Volvamos a 2017. En la primera sentencia de La Manada, un juez vio un jolgorio y el resto consideró que era abuso sexual porque no había violencia ni intimidación. Eso incendió la calle. La mecha feminista había prendido y muchas despertamos en ese momento. Nos supimos juntas, acompañadas. Apartamos el miedo y la vergüenza. Le pusimos nombre a la violencia sexual y gritamos que la culpa no era nuestra, ni dónde estábamos ni cómo vestíamos. Verbalizamos lo que todas sabíamos: que los violadores no son hombres siniestros que esperan en un callejón oscuro a punta de navaja. De hecho, el 80% de las violaciones se producen en el entorno de la víctima, por lo que para una mujer es más habitual sufrir una agresión en su propia casa que en la calle. 

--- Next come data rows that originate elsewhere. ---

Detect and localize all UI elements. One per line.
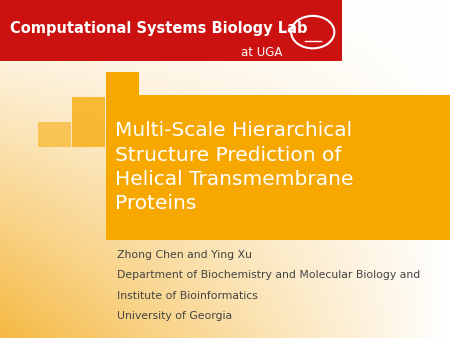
Bar xyxy=(0,0,342,61)
Bar xyxy=(106,122,139,147)
Text: Institute of Bioinformatics: Institute of Bioinformatics xyxy=(117,291,258,301)
Text: Multi-Scale Hierarchical
Structure Prediction of
Helical Transmembrane
Proteins: Multi-Scale Hierarchical Structure Predi… xyxy=(115,121,353,213)
Bar xyxy=(106,95,450,240)
Text: at UGA: at UGA xyxy=(241,46,282,59)
Bar xyxy=(106,97,139,122)
Text: Department of Biochemistry and Molecular Biology and: Department of Biochemistry and Molecular… xyxy=(117,270,420,281)
Text: Computational Systems Biology Lab: Computational Systems Biology Lab xyxy=(10,21,307,36)
Bar xyxy=(106,72,139,96)
Text: University of Georgia: University of Georgia xyxy=(117,311,232,321)
Bar xyxy=(72,97,105,122)
Bar xyxy=(72,122,105,147)
Bar xyxy=(38,122,71,147)
Text: Zhong Chen and Ying Xu: Zhong Chen and Ying Xu xyxy=(117,250,252,260)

De la rabia de aquellos días nació un gritó que se convirtió en ley gracias al movimiento feminista y a un ministerio de Igualdad valiente y comprometido. Con el consentimiento en el centro hubo quien se lanzó a decir que ahora necesitaríamos contratos para follar. Aún estoy esperando que me enseñen alguno. 

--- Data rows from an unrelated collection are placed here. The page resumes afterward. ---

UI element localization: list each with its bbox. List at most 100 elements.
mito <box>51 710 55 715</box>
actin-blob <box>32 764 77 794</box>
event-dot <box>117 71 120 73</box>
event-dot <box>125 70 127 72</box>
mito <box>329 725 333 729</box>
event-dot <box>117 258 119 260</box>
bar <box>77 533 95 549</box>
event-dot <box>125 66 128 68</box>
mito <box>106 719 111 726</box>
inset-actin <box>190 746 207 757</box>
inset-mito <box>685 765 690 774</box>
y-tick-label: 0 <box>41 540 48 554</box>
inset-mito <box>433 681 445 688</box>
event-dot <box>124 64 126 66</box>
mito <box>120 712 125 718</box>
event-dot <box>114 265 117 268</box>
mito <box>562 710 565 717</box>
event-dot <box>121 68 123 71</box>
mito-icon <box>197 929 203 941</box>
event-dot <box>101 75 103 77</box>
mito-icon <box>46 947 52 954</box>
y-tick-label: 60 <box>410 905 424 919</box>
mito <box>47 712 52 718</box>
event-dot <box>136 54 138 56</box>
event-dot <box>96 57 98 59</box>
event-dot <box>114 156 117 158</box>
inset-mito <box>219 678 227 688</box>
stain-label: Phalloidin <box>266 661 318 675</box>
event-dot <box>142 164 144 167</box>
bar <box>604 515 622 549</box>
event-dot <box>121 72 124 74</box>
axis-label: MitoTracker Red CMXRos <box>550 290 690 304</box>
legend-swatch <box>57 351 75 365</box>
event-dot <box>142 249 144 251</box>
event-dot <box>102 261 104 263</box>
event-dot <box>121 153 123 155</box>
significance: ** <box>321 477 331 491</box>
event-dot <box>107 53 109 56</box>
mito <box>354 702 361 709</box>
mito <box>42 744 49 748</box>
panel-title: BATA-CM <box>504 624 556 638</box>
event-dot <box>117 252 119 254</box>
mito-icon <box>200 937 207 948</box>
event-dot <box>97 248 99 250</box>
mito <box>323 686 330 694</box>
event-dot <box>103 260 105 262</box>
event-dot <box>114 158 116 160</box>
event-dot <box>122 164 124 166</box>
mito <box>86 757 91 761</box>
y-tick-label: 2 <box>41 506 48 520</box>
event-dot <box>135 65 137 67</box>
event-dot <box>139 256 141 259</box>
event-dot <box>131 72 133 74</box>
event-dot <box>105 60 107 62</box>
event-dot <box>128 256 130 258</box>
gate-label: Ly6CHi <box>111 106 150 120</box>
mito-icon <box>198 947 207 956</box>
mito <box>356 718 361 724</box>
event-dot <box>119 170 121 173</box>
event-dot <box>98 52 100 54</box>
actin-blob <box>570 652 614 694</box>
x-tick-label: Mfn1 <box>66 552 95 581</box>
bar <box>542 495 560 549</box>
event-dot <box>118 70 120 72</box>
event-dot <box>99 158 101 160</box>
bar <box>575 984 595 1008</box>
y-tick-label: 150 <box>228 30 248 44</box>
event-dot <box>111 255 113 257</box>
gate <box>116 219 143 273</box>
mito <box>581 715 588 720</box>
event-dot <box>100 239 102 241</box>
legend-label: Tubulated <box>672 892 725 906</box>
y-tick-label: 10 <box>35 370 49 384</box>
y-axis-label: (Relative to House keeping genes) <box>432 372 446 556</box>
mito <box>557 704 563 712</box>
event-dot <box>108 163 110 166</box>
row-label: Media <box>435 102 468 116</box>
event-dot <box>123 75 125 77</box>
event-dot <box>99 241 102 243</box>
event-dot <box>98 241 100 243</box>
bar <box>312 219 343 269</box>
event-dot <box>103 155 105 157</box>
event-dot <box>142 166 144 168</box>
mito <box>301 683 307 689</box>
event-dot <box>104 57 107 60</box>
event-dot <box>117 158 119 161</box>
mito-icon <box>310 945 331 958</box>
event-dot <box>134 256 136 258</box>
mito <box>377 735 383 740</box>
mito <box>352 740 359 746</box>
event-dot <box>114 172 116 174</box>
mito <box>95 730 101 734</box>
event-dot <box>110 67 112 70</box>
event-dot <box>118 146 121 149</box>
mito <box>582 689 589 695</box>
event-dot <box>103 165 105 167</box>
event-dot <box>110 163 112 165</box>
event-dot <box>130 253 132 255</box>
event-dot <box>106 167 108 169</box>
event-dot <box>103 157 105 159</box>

En tiempos de negacionismo y de fuerte reacción machista ante las conquistas logradas, es más que necesario recordar los hitos que nos han traído hasta aquí y que nos han convertido en uno de los países formalmente más igualitarios del mundo. Tenemos mucho camino que recorrer, pero son esos cambios legislativos los que generan el debate social que nos permite dar pasos como sociedad. 

Piensen en lo que ocurrió con la jugadora de fútbol Jennifer Hermoso. Cuando, en agosto de 2023, Luis Rubiales la besó sin consentimiento durante la celebración del Mundial, enseguida supimos que aquello no era un desagradable ‘piquito’ sin más, sino que podría ser una agresión sexual. Supimos, también, que hasta ahí habíamos llegado, que aquello se había acabado. ¿Lo hubiéramos tenido tan claro si previamente no hubiéramos hablado de consentimiento? Permítanme que lo dude.

El feminismo es emancipador, un motor que transforma. El movimiento social más potente que hay. Y claro, es incómodo y suele molestar a quien lo ve como una amenaza a sus privilegios y no una oportunidad de cambio. También es diverso: los debates en torno a la prostitución o la ley trans —en ocasiones, demasiado agresivos— son un ejemplo de ello. Pero en su naturaleza está argumentar y confrontar. Buena prueba de ello es el acto que organizó infoLibre el pasado martes en Madrid, en el Círculo de Bellas Artes, que logró reunir a mujeres con planteamientos diferentes como la exministra de Igualdad, Irene Montero, o la investigadora y socióloga Rosa Cobo.

A Nagore Laffage la mató Diego Yllanes el 7 de julio de 2008. En el juicio, a su madre le preguntaron si su hija era ligona. En su día, esa pregunta dolorosa, mal intencionada e irrelevante en el crimen machista, no causó ni el rechazo ni el revuelo que estoy convencida causaría hoy. Si algo ha conseguido el feminismo es que no nos callemos nunca más.

Por eso, hoy, y cada 8M, salimos a la calle a reivindicarla a ella, a reivindicarnos a todas.